Stamps And Perforation

The original continuous printing machine designed by John Patient MBE of Somerset House and built by Grover’s in 1913. This was a typographic platen (flat-bed) printing machine. The paper was unwound by grippers and an unwinding drum to ensure exact registration of successive impressions of the plate. It was used for experiments into continuous printing of stamps from a reel of paper previously gummed and calendered, for use in stamp vending and affixing machines.

Many difficulties were experienced and it was not until the early 1920s that sufficient progress had been made for stamps to be printed by this means.
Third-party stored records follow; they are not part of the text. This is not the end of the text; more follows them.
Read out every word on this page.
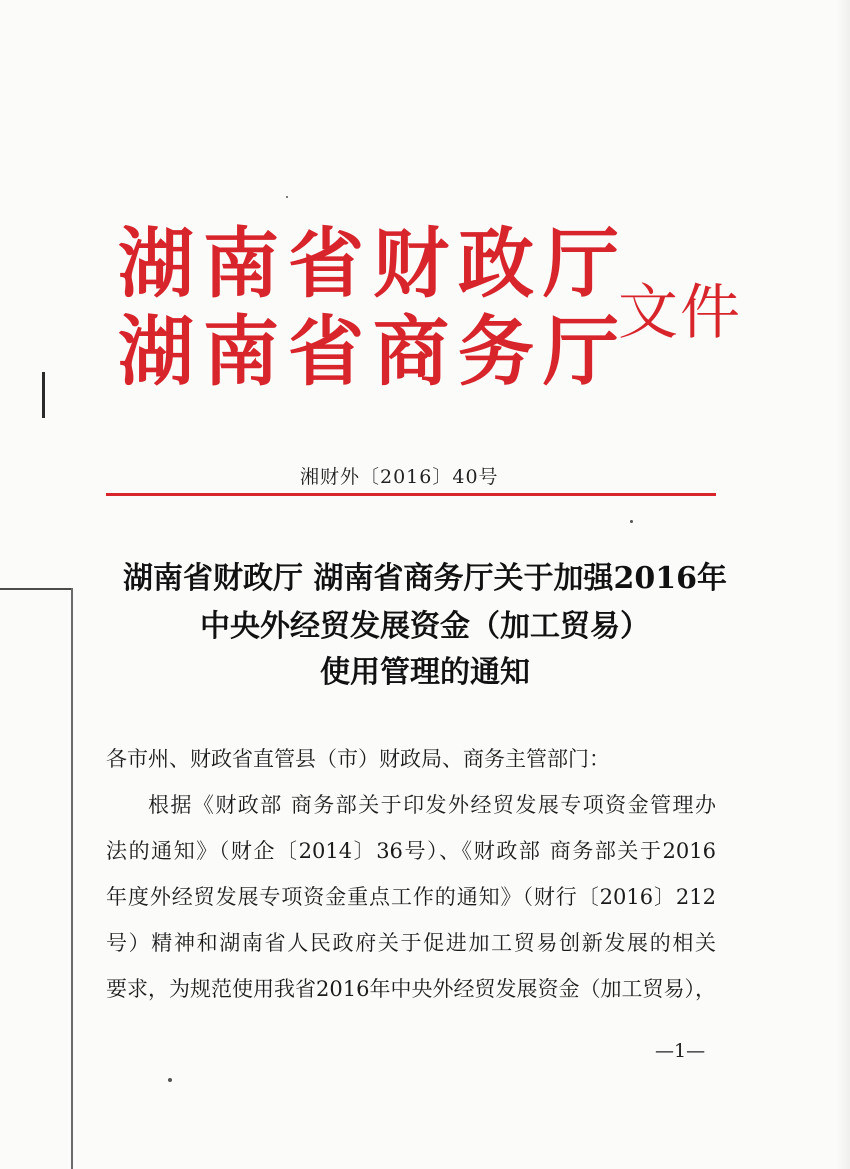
湖南省财政厅
湖南省商务厅
文件
湘财外〔2016〕40号
湖南省财政厅 湖南省商务厅关于加强2016年
中央外经贸发展资金（加工贸易）
使用管理的通知
各市州、财政省直管县（市）财政局、商务主管部门：
根据《财政部 商务部关于印发外经贸发展专项资金管理办
法的通知》（财企〔2014〕36号）、《财政部 商务部关于2016
年度外经贸发展专项资金重点工作的通知》（财行〔2016〕212
号）精神和湖南省人民政府关于促进加工贸易创新发展的相关
要求，为规范使用我省2016年中央外经贸发展资金（加工贸易），
—1—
These stamps were for the 1d value only and were used to make up the stamp rolls listed in Gibbon’s Specialised catalogue as SG N17A.
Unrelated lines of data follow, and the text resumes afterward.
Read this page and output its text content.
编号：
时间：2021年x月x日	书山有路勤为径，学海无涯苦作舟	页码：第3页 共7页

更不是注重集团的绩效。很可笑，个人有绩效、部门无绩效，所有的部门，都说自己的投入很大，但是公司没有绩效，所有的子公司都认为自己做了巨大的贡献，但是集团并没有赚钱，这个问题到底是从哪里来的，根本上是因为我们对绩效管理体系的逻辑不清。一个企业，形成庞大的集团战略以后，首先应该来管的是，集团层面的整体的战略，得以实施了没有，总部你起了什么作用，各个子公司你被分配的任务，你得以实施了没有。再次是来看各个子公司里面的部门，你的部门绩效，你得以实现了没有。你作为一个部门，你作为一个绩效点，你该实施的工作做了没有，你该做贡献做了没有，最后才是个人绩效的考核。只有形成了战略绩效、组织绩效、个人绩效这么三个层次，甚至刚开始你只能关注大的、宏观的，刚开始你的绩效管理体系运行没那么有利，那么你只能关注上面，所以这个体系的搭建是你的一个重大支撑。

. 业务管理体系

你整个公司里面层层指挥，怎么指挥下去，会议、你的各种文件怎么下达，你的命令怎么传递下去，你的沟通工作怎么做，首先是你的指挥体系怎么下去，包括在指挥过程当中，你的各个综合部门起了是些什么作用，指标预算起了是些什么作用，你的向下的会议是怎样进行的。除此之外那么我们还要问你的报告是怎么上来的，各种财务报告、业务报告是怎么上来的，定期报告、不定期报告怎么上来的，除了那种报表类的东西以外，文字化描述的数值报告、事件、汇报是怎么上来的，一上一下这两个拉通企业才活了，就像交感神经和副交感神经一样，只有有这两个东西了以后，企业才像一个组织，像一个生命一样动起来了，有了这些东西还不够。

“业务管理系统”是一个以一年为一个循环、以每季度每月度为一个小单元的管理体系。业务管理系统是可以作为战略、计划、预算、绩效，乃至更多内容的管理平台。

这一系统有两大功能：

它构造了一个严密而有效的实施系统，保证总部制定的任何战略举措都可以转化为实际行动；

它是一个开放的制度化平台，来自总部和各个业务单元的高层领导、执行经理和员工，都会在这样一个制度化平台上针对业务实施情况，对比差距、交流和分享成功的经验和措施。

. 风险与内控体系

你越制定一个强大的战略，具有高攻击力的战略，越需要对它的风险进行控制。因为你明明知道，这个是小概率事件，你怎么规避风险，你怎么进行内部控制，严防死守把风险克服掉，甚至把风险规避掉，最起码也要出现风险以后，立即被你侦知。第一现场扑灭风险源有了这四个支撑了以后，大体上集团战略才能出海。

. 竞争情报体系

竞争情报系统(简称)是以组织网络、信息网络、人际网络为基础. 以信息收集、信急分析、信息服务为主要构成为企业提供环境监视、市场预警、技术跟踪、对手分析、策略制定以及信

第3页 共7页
Leader with stamp produced at Somerset House

1930s continuous perforator for stamps produced in the web

Half of a triple comb booklet master plate

For making into stamp rolls for vending or affixing machines, the cutting operations were dispensed with and the work re-wound at the back of the machine, to be transferred to the reeling and splitting machine. The slitters cut the stamps into continuous strips evenly through the centres of the perforation, the starting ends of the strips being held individually on wooden cores of any desired diameter. At the point where the reels were to end, initially 500 or 1000, later 480, 960 or 1920 stamps per roll, which were ascertained by the number printed on the side margin during printing, a paper protective band was attached.